New quad core Android media players XBMC

Claudius-07

Member
Dec 4, 2009
187
0
0
Years ago I bought a Mygica 520 android media player, using a dual core A9. There were many media boxes like this, Pivos, geniatech etc. I've used this on my TV for ever and it runs XBMC. I love it but it is a bit slow if you wish to run any modified skins etc. Lately the bloody thing wont keep it's settings and I have reboot it almost every day... wont do scraping etc. Oh well it lasted for every for $80. Not bad.

Lately I've seen a FLOOD of "new" quad core android boxes, with a quad core A9, more RAM, and an octo-core Mali-450MP GPU that support even 4K and run Andrioid 4.4. As usual way too many brands out there.

The most common that I see on sale online is the M8 quad core or the Measy B4A and variants of these at every reasonable prices like $80-$90ish. I know Geniatech says they have the ATV 1800 version but for the life of me I can't find a definitive place to order it from that actually has them and can deliver.
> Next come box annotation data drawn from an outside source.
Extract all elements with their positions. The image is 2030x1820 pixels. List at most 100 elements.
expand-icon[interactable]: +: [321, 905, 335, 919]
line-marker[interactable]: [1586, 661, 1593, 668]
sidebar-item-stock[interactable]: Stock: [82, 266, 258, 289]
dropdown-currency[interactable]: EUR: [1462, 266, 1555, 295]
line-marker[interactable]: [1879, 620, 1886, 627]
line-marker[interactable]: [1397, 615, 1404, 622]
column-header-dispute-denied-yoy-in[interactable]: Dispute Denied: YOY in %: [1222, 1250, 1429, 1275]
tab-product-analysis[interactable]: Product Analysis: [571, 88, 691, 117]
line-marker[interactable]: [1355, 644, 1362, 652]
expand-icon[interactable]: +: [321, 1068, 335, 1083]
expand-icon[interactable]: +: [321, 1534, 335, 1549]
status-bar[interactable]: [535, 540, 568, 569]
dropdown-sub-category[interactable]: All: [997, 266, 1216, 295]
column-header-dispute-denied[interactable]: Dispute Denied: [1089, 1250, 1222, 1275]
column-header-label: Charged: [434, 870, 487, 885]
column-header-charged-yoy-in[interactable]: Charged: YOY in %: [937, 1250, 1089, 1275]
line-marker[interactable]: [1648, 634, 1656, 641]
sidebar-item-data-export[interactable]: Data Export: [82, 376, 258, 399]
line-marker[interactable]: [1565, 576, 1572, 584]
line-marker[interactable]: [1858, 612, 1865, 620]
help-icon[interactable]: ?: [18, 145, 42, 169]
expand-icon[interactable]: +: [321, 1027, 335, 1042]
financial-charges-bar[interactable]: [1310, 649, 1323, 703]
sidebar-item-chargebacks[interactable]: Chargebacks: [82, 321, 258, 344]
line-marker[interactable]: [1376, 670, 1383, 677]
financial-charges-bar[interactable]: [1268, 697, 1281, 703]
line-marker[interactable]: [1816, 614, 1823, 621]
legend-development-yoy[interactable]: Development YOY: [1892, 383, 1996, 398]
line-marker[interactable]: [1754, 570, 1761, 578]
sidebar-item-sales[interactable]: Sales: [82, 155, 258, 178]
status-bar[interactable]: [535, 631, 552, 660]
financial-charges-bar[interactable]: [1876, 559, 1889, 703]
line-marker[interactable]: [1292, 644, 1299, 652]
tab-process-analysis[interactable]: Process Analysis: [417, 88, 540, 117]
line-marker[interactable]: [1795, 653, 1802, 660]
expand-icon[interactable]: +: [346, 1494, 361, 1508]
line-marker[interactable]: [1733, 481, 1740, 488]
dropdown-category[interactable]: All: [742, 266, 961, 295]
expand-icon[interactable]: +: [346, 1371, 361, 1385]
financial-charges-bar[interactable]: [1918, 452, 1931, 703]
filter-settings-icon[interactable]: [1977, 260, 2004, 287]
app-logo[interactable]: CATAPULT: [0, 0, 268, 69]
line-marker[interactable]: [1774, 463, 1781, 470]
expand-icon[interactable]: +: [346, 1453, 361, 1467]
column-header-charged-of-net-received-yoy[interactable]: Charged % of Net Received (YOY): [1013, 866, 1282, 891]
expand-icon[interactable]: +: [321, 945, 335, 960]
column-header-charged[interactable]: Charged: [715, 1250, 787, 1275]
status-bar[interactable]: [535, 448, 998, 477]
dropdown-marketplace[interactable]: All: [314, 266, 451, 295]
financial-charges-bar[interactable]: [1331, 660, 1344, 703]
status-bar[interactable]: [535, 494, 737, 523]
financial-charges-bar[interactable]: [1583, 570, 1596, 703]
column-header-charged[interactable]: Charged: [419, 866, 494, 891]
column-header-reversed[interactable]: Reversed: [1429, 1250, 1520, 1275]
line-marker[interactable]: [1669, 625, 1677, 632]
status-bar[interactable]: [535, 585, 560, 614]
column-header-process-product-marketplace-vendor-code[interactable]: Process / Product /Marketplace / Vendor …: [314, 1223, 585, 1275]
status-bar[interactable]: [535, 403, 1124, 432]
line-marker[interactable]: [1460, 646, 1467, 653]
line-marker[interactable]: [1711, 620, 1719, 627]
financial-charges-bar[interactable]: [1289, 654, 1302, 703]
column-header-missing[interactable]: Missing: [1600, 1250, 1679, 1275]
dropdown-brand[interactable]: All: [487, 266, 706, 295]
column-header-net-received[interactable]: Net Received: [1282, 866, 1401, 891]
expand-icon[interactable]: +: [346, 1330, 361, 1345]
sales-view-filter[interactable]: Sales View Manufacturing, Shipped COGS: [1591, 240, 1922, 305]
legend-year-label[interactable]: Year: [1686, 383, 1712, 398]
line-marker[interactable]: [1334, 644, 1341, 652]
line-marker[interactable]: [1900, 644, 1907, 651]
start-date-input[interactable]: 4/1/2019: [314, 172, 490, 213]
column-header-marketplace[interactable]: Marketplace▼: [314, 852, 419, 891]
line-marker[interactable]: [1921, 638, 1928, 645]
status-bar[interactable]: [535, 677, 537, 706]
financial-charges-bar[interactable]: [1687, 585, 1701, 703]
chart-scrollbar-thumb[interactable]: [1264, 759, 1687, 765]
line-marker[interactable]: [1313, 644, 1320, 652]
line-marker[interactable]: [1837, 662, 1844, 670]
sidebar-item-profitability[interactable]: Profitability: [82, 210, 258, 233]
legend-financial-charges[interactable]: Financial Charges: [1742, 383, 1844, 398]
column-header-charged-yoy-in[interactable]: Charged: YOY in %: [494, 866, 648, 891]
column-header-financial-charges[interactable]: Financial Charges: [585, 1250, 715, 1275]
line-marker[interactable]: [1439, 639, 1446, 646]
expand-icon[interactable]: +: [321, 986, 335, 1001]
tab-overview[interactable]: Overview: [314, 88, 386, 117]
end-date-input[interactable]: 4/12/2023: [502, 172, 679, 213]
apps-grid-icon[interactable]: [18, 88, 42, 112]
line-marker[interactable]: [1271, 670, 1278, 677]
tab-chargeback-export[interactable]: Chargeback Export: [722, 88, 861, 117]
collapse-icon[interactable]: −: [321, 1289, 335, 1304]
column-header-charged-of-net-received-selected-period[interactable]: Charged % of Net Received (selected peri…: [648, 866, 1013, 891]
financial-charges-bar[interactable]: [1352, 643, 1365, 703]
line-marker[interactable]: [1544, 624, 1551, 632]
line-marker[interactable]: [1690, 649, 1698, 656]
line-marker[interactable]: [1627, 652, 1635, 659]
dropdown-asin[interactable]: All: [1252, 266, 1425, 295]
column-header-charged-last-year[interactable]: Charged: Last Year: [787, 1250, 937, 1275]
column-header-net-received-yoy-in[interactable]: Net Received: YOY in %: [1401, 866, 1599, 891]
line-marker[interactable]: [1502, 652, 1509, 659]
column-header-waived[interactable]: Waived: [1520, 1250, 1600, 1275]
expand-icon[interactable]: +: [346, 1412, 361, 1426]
Then again the price of that one is like $199+.

I cant find any reviews these or any decent current reviews. Anyone know if they work with the Logitech Harmony remove like the Pivos and the Mygica and Geniatech ones did?

In fact, anyone here have one of these new quad core media boxes?
 

DesiPower

Lifer
Nov 22, 2008
15,299
740
126
Quad Core, not sure... you can get a old tablet, something like TF300T, you can get those for around $150 - 200. It has quad core, HDMI and will do everything you throw at it. You can control its XBMC via wifi

But why do you need quad core? Atom based Chromebox or NUC will meet all your needs.
 

tential

Diamond Member
May 13, 2008
7,348
642
121
Did you try XBMC's forum on the hardware section?

Because oh, I dunno, maybe users over there might be interested in these types of products?

There are only threads 15+ pages long about them over there.....
 

poofyhairguy

Lifer
Nov 20, 2005
14,612
318
126
If I had to get a quadcore ARM XBMC box, I would get a FireTV.

The problem is each SoC pretty much requires XBMC support to fully work, so unless you have a box that is popular you might get screwed when no one releases a build of the next version that works for your box. FireTV is popular enough you would be safe.

My honest overall opinion is XBMC is best on x86. Maximum file compatibility, plugin compatibility, and potentially enough power to decode the hardest file or run the nicest skin completely on the CPU.